CECAM MARVEL Classics lecture on "Simulation methods for spin glasses with applications in optimization"

In the CECAM MARVEL Classics in molecular and materials modelling series, methods that have become fundamental tools in computational physics and chemistry will be presented by their originators at a level appropriate for master and graduate students. The lectures will be followed by an interview with the presenters: we’ll ask them to recall for us the period, problems, people and circumstances that accompanied the creation of milestone methods and algorithms that we now routinely use. 
We hope that you will be able to join us and share with us this unusual and interesting opportunity to learn first-hand from pioneers who have contributed significantly to our field and to get to know better the history and anecdotes behind work that is now recorded in books. 

The CECAM MARVEL Classics are a fully online webinar series, you can join us through Zoom at: https://epfl.zoom.us/j/68318773072?pwd=TWUxSzUxTmlzM3ZYbFpxeGRGVkI4QT09 

Program
15:00 – Introduction
15:05 – 3d simulations of spin glasses on dedicated architectures (G. Parisi)
15:45 – Spin glass concepts and algorithms in hard constrained satisfaction problems (M. Mezard)
16:25 – Break
16:35 – Interview & recollections (moderator L. Berthier)
17:30 – End

Abstracts
3d simulations of spin glasses on dedicated architectures
Giorgio Parisi, Università di Roma La Sapienza
TBA

Spin glasses concepts and algorithms in hard constraint satisfaction problems
Marc Mézard, Università Bocconi Milano
Spin glass theory has had a large impact on many fields. Among them, a new field of research is rapidly expanding at the crossroad between statistical physics, information theory and combinatorial optimization. It deals with problems which are very important in each of these fields, like spin glasses, error correction, or satisfiability. This talk will review how the cavity method, initially developed to understand spin glass theory in a framework more transparent than the replica method, can be transformed into message passing algorithms that turn out to be quite efficient for several large-scale problems of constraint satisfaction and statistical inference.

About the speakers
Giorgio Parisi is professor emeritus of Theoretical Physics at the University of Rome La Sapienza and associate researcher at the INFN National Institute of Nuclear Physics. From 2018 to 2021 he was President of the Accademia Nazionale dei Lincei, and currently acts as President of the Class of Physical Sciences, Mathematics and Natural and Vice President of the Academy. Born in Rome in 1948, Parisi completed his studies at the Sapienza University of Rome where he graduated in physics in 1970. Throughout his scientific career, Giorgio Parisi has made many decisive and widely recognized contributions in different areas of physics: in particle physics, statistical mechanics, fluid dynamics, condensed matter, supercomputer. He has also written articles on neural networks, immune systems and movement of groups of animals. Among other recognitions, Parisi was awarded, in 1992, the Boltzmann Medal for his contributions to the theory of disordered systems, the Dirac Medal in Theoretical Physics in 1999, the Max Planck Medal in 2011,  the Lars Onsager Prize of the American Physical Society 2016, the Nature Award for Mentoring in Science 2013, and the Wolf Prize in Physics in 2021. In 2021 Giorgio Parisi was awarded the Nobel Prize in Physics.

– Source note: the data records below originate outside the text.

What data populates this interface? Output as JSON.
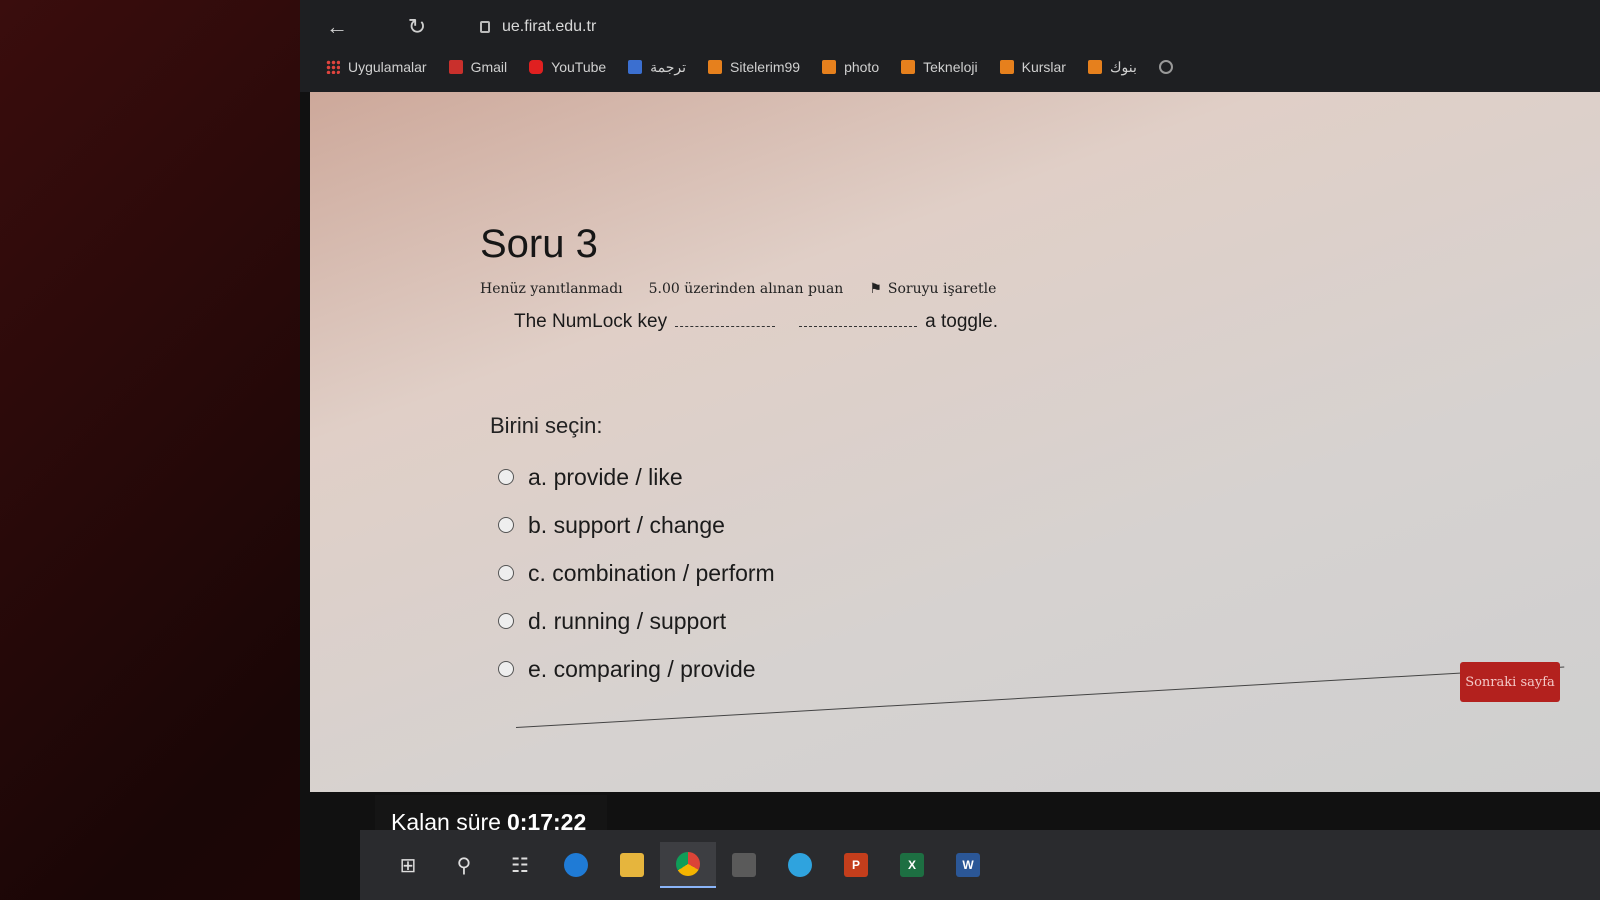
{
  "browser": {
    "url": "ue.firat.edu.tr",
    "bookmarks": [
      {
        "label": "Uygulamalar",
        "icon": "apps-icon"
      },
      {
        "label": "Gmail",
        "icon": "gmail-icon"
      },
      {
        "label": "YouTube",
        "icon": "youtube-icon"
      },
      {
        "label": "ترجمة",
        "icon": "translate-icon"
      },
      {
        "label": "Sitelerim99",
        "icon": "folder-icon"
      },
      {
        "label": "photo",
        "icon": "folder-icon"
      },
      {
        "label": "Tekneloji",
        "icon": "folder-icon"
      },
      {
        "label": "Kurslar",
        "icon": "folder-icon"
      },
      {
        "label": "بنوك",
        "icon": "folder-icon"
      }
    ]
  },
  "question": {
    "title": "Soru 3",
    "status": "Henüz yanıtlanmadı",
    "score": "5.00 üzerinden alınan puan",
    "flag_label": "Soruyu işaretle",
    "text_start": "The NumLock key",
    "text_end": "a toggle.",
    "prompt": "Birini seçin:",
    "options": [
      {
        "label": "a. provide / like"
      },
      {
        "label": "b. support / change"
      },
      {
        "label": "c. combination / perform"
      },
      {
        "label": "d. running / support"
      },
      {
        "label": "e. comparing / provide"
      }
    ],
    "next_label": "Sonraki sayfa"
  },
  "timer": {
    "label": "Kalan süre",
    "value": "0:17:22"
  },
  "colors": {
    "next_button": "#b3211e",
    "taskbar": "#2a2b2e"
  }
}
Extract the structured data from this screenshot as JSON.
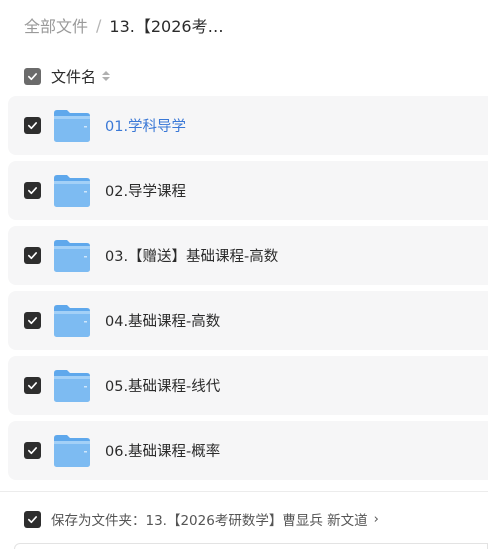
{
  "breadcrumb": {
    "root": "全部文件",
    "separator": "/",
    "current": "13.【2026考…"
  },
  "list_header": {
    "label": "文件名",
    "select_all_state": "partial"
  },
  "files": [
    {
      "name": "01.学科导学",
      "checked": true,
      "hovered": true
    },
    {
      "name": "02.导学课程",
      "checked": true
    },
    {
      "name": "03.【赠送】基础课程-高数",
      "checked": true
    },
    {
      "name": "04.基础课程-高数",
      "checked": true
    },
    {
      "name": "05.基础课程-线代",
      "checked": true
    },
    {
      "name": "06.基础课程-概率",
      "checked": true
    }
  ],
  "footer": {
    "save_label": "保存为文件夹：13.【2026考研数学】曹显兵 新文道",
    "arrow": "›",
    "checked": true
  },
  "colors": {
    "checkbox": "#2e2e2e",
    "row_bg": "#f6f6f7",
    "link": "#3a78d6",
    "folder_main": "#7dbbf2",
    "folder_tab": "#5fa8ec"
  },
  "icons": {
    "folder": "folder-icon",
    "check": "check-icon",
    "sort": "sort-icon"
  }
}
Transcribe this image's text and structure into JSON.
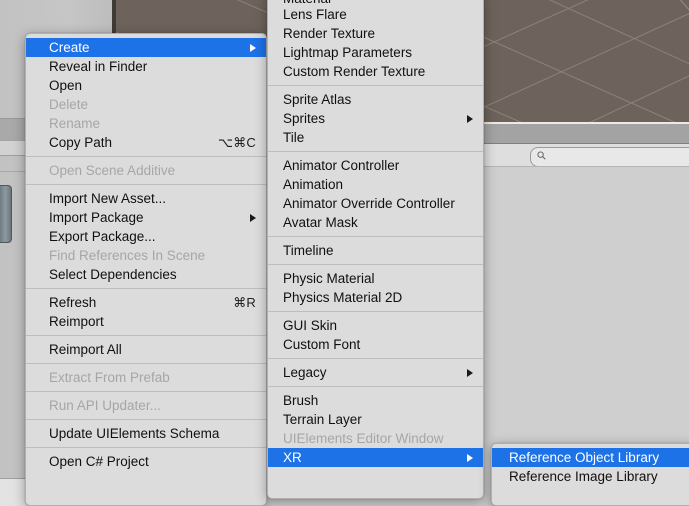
{
  "background": {
    "app": "Unity Editor",
    "search": {
      "placeholder": "",
      "value": "",
      "icon": "search-icon"
    },
    "scene_view": {
      "label": ""
    }
  },
  "menus": {
    "assets_context_menu": {
      "name": "Assets context menu",
      "items": [
        {
          "label": "Create",
          "type": "item",
          "submenu": true,
          "selected": true,
          "disabled": false,
          "shortcut": ""
        },
        {
          "label": "Reveal in Finder",
          "type": "item",
          "submenu": false,
          "selected": false,
          "disabled": false,
          "shortcut": ""
        },
        {
          "label": "Open",
          "type": "item",
          "submenu": false,
          "selected": false,
          "disabled": false,
          "shortcut": ""
        },
        {
          "label": "Delete",
          "type": "item",
          "submenu": false,
          "selected": false,
          "disabled": true,
          "shortcut": ""
        },
        {
          "label": "Rename",
          "type": "item",
          "submenu": false,
          "selected": false,
          "disabled": true,
          "shortcut": ""
        },
        {
          "label": "Copy Path",
          "type": "item",
          "submenu": false,
          "selected": false,
          "disabled": false,
          "shortcut": "⌥⌘C"
        },
        {
          "type": "separator"
        },
        {
          "label": "Open Scene Additive",
          "type": "item",
          "submenu": false,
          "selected": false,
          "disabled": true,
          "shortcut": ""
        },
        {
          "type": "separator"
        },
        {
          "label": "Import New Asset...",
          "type": "item",
          "submenu": false,
          "selected": false,
          "disabled": false,
          "shortcut": ""
        },
        {
          "label": "Import Package",
          "type": "item",
          "submenu": true,
          "selected": false,
          "disabled": false,
          "shortcut": ""
        },
        {
          "label": "Export Package...",
          "type": "item",
          "submenu": false,
          "selected": false,
          "disabled": false,
          "shortcut": ""
        },
        {
          "label": "Find References In Scene",
          "type": "item",
          "submenu": false,
          "selected": false,
          "disabled": true,
          "shortcut": ""
        },
        {
          "label": "Select Dependencies",
          "type": "item",
          "submenu": false,
          "selected": false,
          "disabled": false,
          "shortcut": ""
        },
        {
          "type": "separator"
        },
        {
          "label": "Refresh",
          "type": "item",
          "submenu": false,
          "selected": false,
          "disabled": false,
          "shortcut": "⌘R"
        },
        {
          "label": "Reimport",
          "type": "item",
          "submenu": false,
          "selected": false,
          "disabled": false,
          "shortcut": ""
        },
        {
          "type": "separator"
        },
        {
          "label": "Reimport All",
          "type": "item",
          "submenu": false,
          "selected": false,
          "disabled": false,
          "shortcut": ""
        },
        {
          "type": "separator"
        },
        {
          "label": "Extract From Prefab",
          "type": "item",
          "submenu": false,
          "selected": false,
          "disabled": true,
          "shortcut": ""
        },
        {
          "type": "separator"
        },
        {
          "label": "Run API Updater...",
          "type": "item",
          "submenu": false,
          "selected": false,
          "disabled": true,
          "shortcut": ""
        },
        {
          "type": "separator"
        },
        {
          "label": "Update UIElements Schema",
          "type": "item",
          "submenu": false,
          "selected": false,
          "disabled": false,
          "shortcut": ""
        },
        {
          "type": "separator"
        },
        {
          "label": "Open C# Project",
          "type": "item",
          "submenu": false,
          "selected": false,
          "disabled": false,
          "shortcut": ""
        }
      ]
    },
    "create_submenu": {
      "name": "Create submenu",
      "items": [
        {
          "label": "Material",
          "type": "item",
          "submenu": false,
          "selected": false,
          "disabled": false,
          "shortcut": "",
          "clipped": true
        },
        {
          "label": "Lens Flare",
          "type": "item",
          "submenu": false,
          "selected": false,
          "disabled": false,
          "shortcut": ""
        },
        {
          "label": "Render Texture",
          "type": "item",
          "submenu": false,
          "selected": false,
          "disabled": false,
          "shortcut": ""
        },
        {
          "label": "Lightmap Parameters",
          "type": "item",
          "submenu": false,
          "selected": false,
          "disabled": false,
          "shortcut": ""
        },
        {
          "label": "Custom Render Texture",
          "type": "item",
          "submenu": false,
          "selected": false,
          "disabled": false,
          "shortcut": ""
        },
        {
          "type": "separator"
        },
        {
          "label": "Sprite Atlas",
          "type": "item",
          "submenu": false,
          "selected": false,
          "disabled": false,
          "shortcut": ""
        },
        {
          "label": "Sprites",
          "type": "item",
          "submenu": true,
          "selected": false,
          "disabled": false,
          "shortcut": ""
        },
        {
          "label": "Tile",
          "type": "item",
          "submenu": false,
          "selected": false,
          "disabled": false,
          "shortcut": ""
        },
        {
          "type": "separator"
        },
        {
          "label": "Animator Controller",
          "type": "item",
          "submenu": false,
          "selected": false,
          "disabled": false,
          "shortcut": ""
        },
        {
          "label": "Animation",
          "type": "item",
          "submenu": false,
          "selected": false,
          "disabled": false,
          "shortcut": ""
        },
        {
          "label": "Animator Override Controller",
          "type": "item",
          "submenu": false,
          "selected": false,
          "disabled": false,
          "shortcut": ""
        },
        {
          "label": "Avatar Mask",
          "type": "item",
          "submenu": false,
          "selected": false,
          "disabled": false,
          "shortcut": ""
        },
        {
          "type": "separator"
        },
        {
          "label": "Timeline",
          "type": "item",
          "submenu": false,
          "selected": false,
          "disabled": false,
          "shortcut": ""
        },
        {
          "type": "separator"
        },
        {
          "label": "Physic Material",
          "type": "item",
          "submenu": false,
          "selected": false,
          "disabled": false,
          "shortcut": ""
        },
        {
          "label": "Physics Material 2D",
          "type": "item",
          "submenu": false,
          "selected": false,
          "disabled": false,
          "shortcut": ""
        },
        {
          "type": "separator"
        },
        {
          "label": "GUI Skin",
          "type": "item",
          "submenu": false,
          "selected": false,
          "disabled": false,
          "shortcut": ""
        },
        {
          "label": "Custom Font",
          "type": "item",
          "submenu": false,
          "selected": false,
          "disabled": false,
          "shortcut": ""
        },
        {
          "type": "separator"
        },
        {
          "label": "Legacy",
          "type": "item",
          "submenu": true,
          "selected": false,
          "disabled": false,
          "shortcut": ""
        },
        {
          "type": "separator"
        },
        {
          "label": "Brush",
          "type": "item",
          "submenu": false,
          "selected": false,
          "disabled": false,
          "shortcut": ""
        },
        {
          "label": "Terrain Layer",
          "type": "item",
          "submenu": false,
          "selected": false,
          "disabled": false,
          "shortcut": ""
        },
        {
          "label": "UIElements Editor Window",
          "type": "item",
          "submenu": false,
          "selected": false,
          "disabled": true,
          "shortcut": ""
        },
        {
          "label": "XR",
          "type": "item",
          "submenu": true,
          "selected": true,
          "disabled": false,
          "shortcut": ""
        }
      ]
    },
    "xr_submenu": {
      "name": "XR submenu",
      "items": [
        {
          "label": "Reference Object Library",
          "type": "item",
          "submenu": false,
          "selected": true,
          "disabled": false,
          "shortcut": ""
        },
        {
          "label": "Reference Image Library",
          "type": "item",
          "submenu": false,
          "selected": false,
          "disabled": false,
          "shortcut": ""
        }
      ]
    }
  },
  "colors": {
    "selection_blue": "#1d72e8",
    "menu_background": "#dcdcdc",
    "disabled_text": "#a6a6a6",
    "text": "#101010",
    "scene_background": "#6d635c"
  }
}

Marc Mézard is a Professor of Theoretical Physics. He studied physics at Ecole normale supérieure in Paris and obtained his PhD in 1984. Hired at CNRS in Paris, he was Research Director in Université Paris Sud. From 2012 and 2022 he became Director of Ecole normale supérieure, and then joined Bocconi University as a professor, in the newly created department of computational sciences.  Prof. Mezard’s work focuses on statistical physics of disordered systems, with applications in various fields like information theory, computer science, machine learning, biophysics. In recent years his research has focused on information processing in neural networks, machine learning and deep networks, with specific interest in the theoretical impact of data structure on learning strategies and generalization performance.